1. 1,3-dipolar cycloaddition between prFMN^{iminium} and the α,β-unsaturated substrate leads to a pyrrolidine cycloadduct (Int1)
2. This pyrrolidine cycloadduct supports simultaneous decarboxylation and ring opening, resulting in the formation of a distinct prFMN-alkene adduct (Int2)
3. A conserved glutamic acid residue (E282) donates a proton to the alkene moiety, resulting a second pyrrolidine cycloadduct (Int3)
4. The reaction concludes with cycloelimination of Int3 and the release of the alkene product and CO_{2}

A study went on to present evidence for the 1,3-dipolar cycloaddition, due to suspected turnover of cinnamic acid a crystal structure of AnFdc1 in complex with α-fluorocinnamic acid revealed the substrate Cα and Cβ carbons are located directly above the prFMN^{iminium} C1’ and C4a respectively (shown as Sub in Figure 1 - with cinnamic acid as opposed to α-fluorocinnamic acid).
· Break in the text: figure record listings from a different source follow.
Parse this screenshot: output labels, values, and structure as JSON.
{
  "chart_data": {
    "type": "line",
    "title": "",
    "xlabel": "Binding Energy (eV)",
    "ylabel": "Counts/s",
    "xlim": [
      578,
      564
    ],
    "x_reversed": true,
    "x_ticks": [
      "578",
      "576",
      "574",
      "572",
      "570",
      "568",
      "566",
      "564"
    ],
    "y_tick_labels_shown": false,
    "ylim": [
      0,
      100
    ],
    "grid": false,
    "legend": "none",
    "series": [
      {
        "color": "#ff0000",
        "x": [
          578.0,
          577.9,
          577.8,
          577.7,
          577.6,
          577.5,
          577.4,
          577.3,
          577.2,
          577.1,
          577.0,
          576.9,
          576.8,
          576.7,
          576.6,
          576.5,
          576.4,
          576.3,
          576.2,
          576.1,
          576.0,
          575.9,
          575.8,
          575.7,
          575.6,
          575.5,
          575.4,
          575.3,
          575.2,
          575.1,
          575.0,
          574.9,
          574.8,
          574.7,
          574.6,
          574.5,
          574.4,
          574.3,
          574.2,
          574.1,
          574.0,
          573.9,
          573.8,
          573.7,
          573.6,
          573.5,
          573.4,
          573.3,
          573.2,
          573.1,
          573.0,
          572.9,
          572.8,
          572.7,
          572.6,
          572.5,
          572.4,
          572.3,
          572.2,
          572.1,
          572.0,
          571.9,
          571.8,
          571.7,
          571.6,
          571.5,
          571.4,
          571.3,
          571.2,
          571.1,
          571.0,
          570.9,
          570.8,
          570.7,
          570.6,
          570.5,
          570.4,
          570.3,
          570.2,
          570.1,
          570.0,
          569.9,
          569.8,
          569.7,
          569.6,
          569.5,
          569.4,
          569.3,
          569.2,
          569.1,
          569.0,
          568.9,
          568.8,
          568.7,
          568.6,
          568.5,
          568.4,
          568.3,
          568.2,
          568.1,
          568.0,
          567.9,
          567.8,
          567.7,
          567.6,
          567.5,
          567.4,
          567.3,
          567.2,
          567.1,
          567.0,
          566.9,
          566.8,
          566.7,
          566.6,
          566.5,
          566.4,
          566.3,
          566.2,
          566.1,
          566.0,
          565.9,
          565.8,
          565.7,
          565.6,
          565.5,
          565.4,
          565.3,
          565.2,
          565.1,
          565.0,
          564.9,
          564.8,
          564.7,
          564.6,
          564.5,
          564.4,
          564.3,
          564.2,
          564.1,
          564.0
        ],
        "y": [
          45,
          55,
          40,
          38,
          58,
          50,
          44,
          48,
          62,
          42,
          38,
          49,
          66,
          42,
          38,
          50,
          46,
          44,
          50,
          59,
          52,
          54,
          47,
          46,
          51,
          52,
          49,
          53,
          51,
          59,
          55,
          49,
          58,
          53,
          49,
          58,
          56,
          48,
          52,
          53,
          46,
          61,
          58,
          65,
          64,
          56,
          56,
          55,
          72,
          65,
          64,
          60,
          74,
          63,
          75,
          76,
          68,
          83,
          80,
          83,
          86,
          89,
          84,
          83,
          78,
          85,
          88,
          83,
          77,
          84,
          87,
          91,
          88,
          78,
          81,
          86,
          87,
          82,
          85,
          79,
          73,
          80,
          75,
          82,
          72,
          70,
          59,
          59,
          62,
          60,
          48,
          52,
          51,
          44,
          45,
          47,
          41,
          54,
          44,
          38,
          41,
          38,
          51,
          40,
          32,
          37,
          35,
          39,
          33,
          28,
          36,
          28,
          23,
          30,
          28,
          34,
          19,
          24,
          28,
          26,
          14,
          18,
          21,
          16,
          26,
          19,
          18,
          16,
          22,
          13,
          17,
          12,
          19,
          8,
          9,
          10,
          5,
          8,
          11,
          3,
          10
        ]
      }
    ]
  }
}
Cinnamic acid was confirmed to bind in a similar manner using inactive AnFdc1 crystals containing FMN. The AnFdc1 E282Q mutant crystallised with cinnamic acid revealed a structure corresponding to the Int2 species, this was taken to mean that progression through the 1,3-dipolarcycloadition cycle was halted as E282 is unable to donate a proton to the alkene moiety.

In order to observe the Int1 and Int3 structures alkyne analogues were used. Like alkenes these compounds can also act as dipolarophiles but cycloaddition would yield a cycloadduct containing a double bond. An inactive AnFdc1 enzyme (with prFMN^{radical} bound) co-crystallised with the phenylpropiolic acid revealed binding in a similar manner to the α-fluorocinnamic acid AnFdc1 and cinnamic acid AnFdc1 with FMN bound (Inhib). An active AnFdc1 enzyme co-crystallised with phenylpropiolic acid revealed clear density for a 3-pyrroline cycloadduct (Int3’) between the alkyne and prFMN^{iminium}. Int3’ represents a structure post decarboxylation, so it was assumed that over the time it took for crystallisation (~24h) the decarboxylation had occurred. Using a rapid soaking procedure, a different cycloadduct was observed that retained the carboxyl moiety (Int1’).